Em artigo veiculado na edição 42 deste Boletim, aludiu-se à divergência instalada no STJ acerca da aplicabilidade do prazo prescricional de 3 anos prevista no art. 206, § 3º, V, do Código Civil de 2002 para as ações de reparação civil. Incidiria ele somente nas hipóteses de indenização derivada de responsabilidade extracontratual, ou albergaria também a responsabilidade contratual? Grosso modo, para entendimento do leitor não afeto ao Direito, responsabilidade contratual é aquela em que as partes têm um vínculo contratual prévio, e extracontratual quando não há essa relação (caso de um acidente automobilístico, por exemplo).

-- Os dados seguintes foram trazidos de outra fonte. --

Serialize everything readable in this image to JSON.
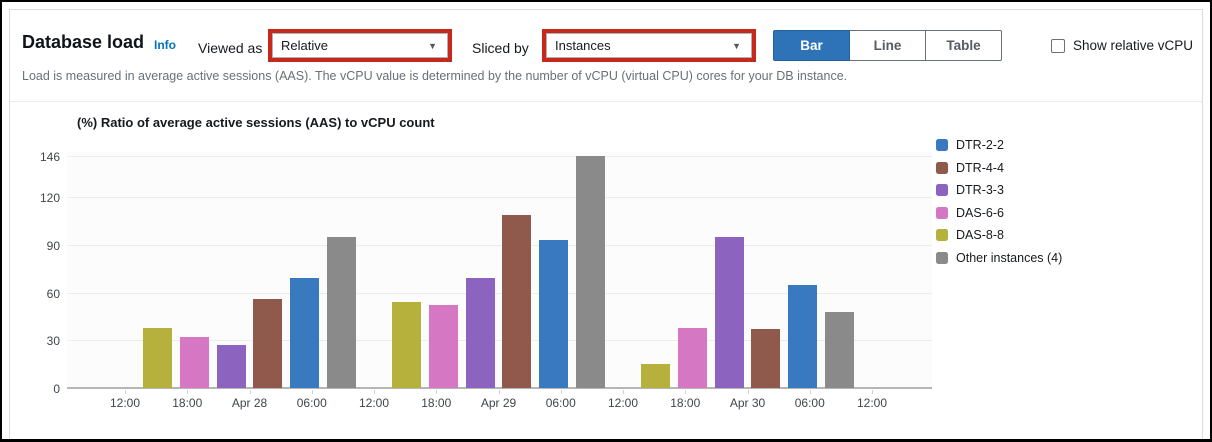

Na ocasião informou-se que a orientação predominante no STJ era a de que a prescrição seria decenal nas hipóteses de descumprimento contratual, exceto quando a lei estabelecer prazo menor. A regra de 3 anos seria aplicada tão somente na extracontratual. Anteriormente, a 3ª Turma dessa Corte, no julgamento do Recurso Especial nº 1.281.594/SP, realizado em 22/11/2016, concluíra que o prazo de três anos deveria ser aplicado em ambas as espécies de responsabilidade.

Em decisão recente, agora proferida pela 2ª Seção do STJ, no julgamento dos Embargos de Divergência no Recurso Especial nº 1.280.825-RJ, concluiu-se que a responsabilidade contratual se submete ao prazo prescricional decenal do art. 205 do Código Civil de 2002, ao passo que a extracontratual se sujeitaria ao prazo trienal.

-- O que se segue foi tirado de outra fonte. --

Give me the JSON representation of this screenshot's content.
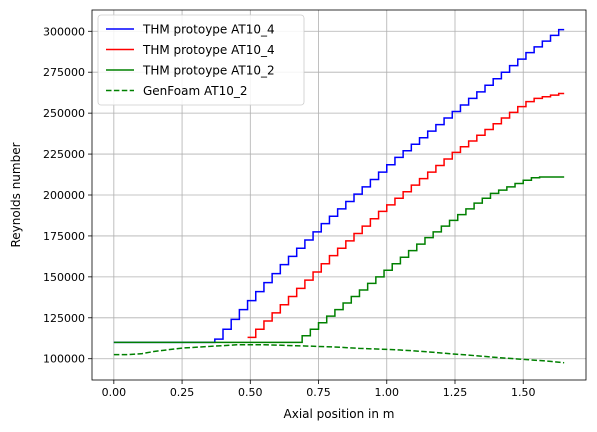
{
  "chart_data": {
    "type": "line",
    "title": "",
    "xlabel": "Axial position in m",
    "ylabel": "Reynolds number",
    "xlim": [
      -0.08,
      1.73
    ],
    "ylim": [
      87000,
      313000
    ],
    "xticks": [
      0.0,
      0.25,
      0.5,
      0.75,
      1.0,
      1.25,
      1.5
    ],
    "xtick_labels": [
      "0.00",
      "0.25",
      "0.50",
      "0.75",
      "1.00",
      "1.25",
      "1.50"
    ],
    "yticks": [
      100000,
      125000,
      150000,
      175000,
      200000,
      225000,
      250000,
      275000,
      300000
    ],
    "ytick_labels": [
      "100000",
      "125000",
      "150000",
      "175000",
      "200000",
      "225000",
      "250000",
      "275000",
      "300000"
    ],
    "grid": true,
    "legend_position": "top-left",
    "series": [
      {
        "name": "THM protoype AT10_4",
        "color": "#0000ff",
        "style": "steps-solid",
        "x": [
          0,
          0.37,
          0.37,
          0.4,
          0.43,
          0.46,
          0.49,
          0.52,
          0.55,
          0.58,
          0.61,
          0.64,
          0.67,
          0.7,
          0.73,
          0.76,
          0.79,
          0.82,
          0.85,
          0.88,
          0.91,
          0.94,
          0.97,
          1.0,
          1.03,
          1.06,
          1.09,
          1.12,
          1.15,
          1.18,
          1.21,
          1.24,
          1.27,
          1.3,
          1.33,
          1.36,
          1.39,
          1.42,
          1.45,
          1.48,
          1.51,
          1.54,
          1.57,
          1.6,
          1.63,
          1.65
        ],
        "y": [
          110000,
          110000,
          112000,
          118000,
          124000,
          130000,
          135500,
          141000,
          146500,
          152000,
          157500,
          162500,
          167500,
          172500,
          177500,
          182500,
          187000,
          191500,
          196000,
          200500,
          205000,
          209500,
          214000,
          218500,
          223000,
          227000,
          231000,
          235000,
          239000,
          243000,
          247000,
          251000,
          255000,
          259000,
          263000,
          267000,
          271000,
          275000,
          279000,
          283000,
          287000,
          290500,
          294000,
          297500,
          301000,
          301000
        ]
      },
      {
        "name": "THM protoype AT10_4",
        "color": "#ff0000",
        "style": "steps-solid",
        "x": [
          0.49,
          0.52,
          0.55,
          0.58,
          0.61,
          0.64,
          0.67,
          0.7,
          0.73,
          0.76,
          0.79,
          0.82,
          0.85,
          0.88,
          0.91,
          0.94,
          0.97,
          1.0,
          1.03,
          1.06,
          1.09,
          1.12,
          1.15,
          1.18,
          1.21,
          1.24,
          1.27,
          1.3,
          1.33,
          1.36,
          1.39,
          1.42,
          1.45,
          1.48,
          1.51,
          1.54,
          1.57,
          1.6,
          1.63,
          1.65
        ],
        "y": [
          113000,
          118000,
          123000,
          128000,
          133000,
          138000,
          143000,
          148000,
          153000,
          158000,
          163000,
          167500,
          172000,
          176500,
          181000,
          185500,
          190000,
          194000,
          198000,
          202000,
          206000,
          210000,
          214000,
          218000,
          222000,
          226000,
          229500,
          233000,
          236500,
          240000,
          243500,
          247000,
          250500,
          254000,
          257000,
          259000,
          260000,
          261000,
          262000,
          262000
        ]
      },
      {
        "name": "THM protoype AT10_2",
        "color": "#008000",
        "style": "steps-solid",
        "x": [
          0,
          0.69,
          0.69,
          0.72,
          0.75,
          0.78,
          0.81,
          0.84,
          0.87,
          0.9,
          0.93,
          0.96,
          0.99,
          1.02,
          1.05,
          1.08,
          1.11,
          1.14,
          1.17,
          1.2,
          1.23,
          1.26,
          1.29,
          1.32,
          1.35,
          1.38,
          1.41,
          1.44,
          1.47,
          1.5,
          1.53,
          1.56,
          1.59,
          1.62,
          1.65
        ],
        "y": [
          110000,
          110000,
          114000,
          118000,
          122000,
          126000,
          130000,
          134000,
          138000,
          142000,
          146000,
          150000,
          154000,
          158000,
          162000,
          166000,
          170000,
          174000,
          177500,
          181000,
          184500,
          188000,
          191500,
          195000,
          198000,
          201000,
          203000,
          205000,
          207000,
          209000,
          210500,
          211000,
          211000,
          211000,
          211000
        ]
      },
      {
        "name": "GenFoam AT10_2",
        "color": "#008000",
        "style": "dashed",
        "x": [
          0,
          0.05,
          0.1,
          0.15,
          0.2,
          0.25,
          0.3,
          0.35,
          0.4,
          0.45,
          0.5,
          0.55,
          0.6,
          0.65,
          0.7,
          0.75,
          0.8,
          0.85,
          0.9,
          0.95,
          1.0,
          1.05,
          1.1,
          1.15,
          1.2,
          1.25,
          1.3,
          1.35,
          1.4,
          1.45,
          1.5,
          1.55,
          1.6,
          1.65
        ],
        "y": [
          102500,
          102500,
          103000,
          104500,
          105500,
          106500,
          107000,
          107500,
          108000,
          108500,
          108500,
          108500,
          108300,
          108000,
          107800,
          107500,
          107200,
          106800,
          106300,
          106000,
          105700,
          105300,
          104800,
          104200,
          103500,
          102800,
          102200,
          101500,
          100800,
          100200,
          99600,
          99000,
          98400,
          97500
        ]
      }
    ]
  }
}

A divergência ainda está longe de ser finalizada. Isto porque a Corte Especial do STJ iniciou no dia 20/03/2019, o julgamento do EResp nº 1.291.594 em que se discute qual seria o prazo prescricional em ação indenizatória fundada em descumprimento de obrigação contratual. O Ministro Relator BENEDITO GONÇALVES concluiu em seu voto que “… para exigir o cumprimento de prestação contratual ilíquida o prazo é de 10 anos. ‘Já para exigir reparação de dano, três anos. Para exigir juros, também três anos. Os preceitos legais não podem ser taxados de inconstitucionais, pois não estabelecem prazos fora do razoável. Assim, é trienal o prazo prescricional para o exercício da pretensão de reparação civil, seja decorrente de relação extracontratual ou contratual’.” (disponível em: <https://www.conjur.com.br/2019-mar-20/stj-definirprazo-prescricional-inadimplemento-contratual>). Na sequência, o Ministro RAUL ARAÚJO adotou entendimento semelhante ao do Relator, tendo sido suspenso o julgamento em virtude de pedido de vista formulado pelo Ministro FELIX FISCHER.

Trata-se de questão de notável relevância e fonte de indesejável insegurança jurídica, que se espera seja definitivamente dissipada pela Corte Superior em cumprimento à sua missão de unificar e estabilizar a interpretação da lei.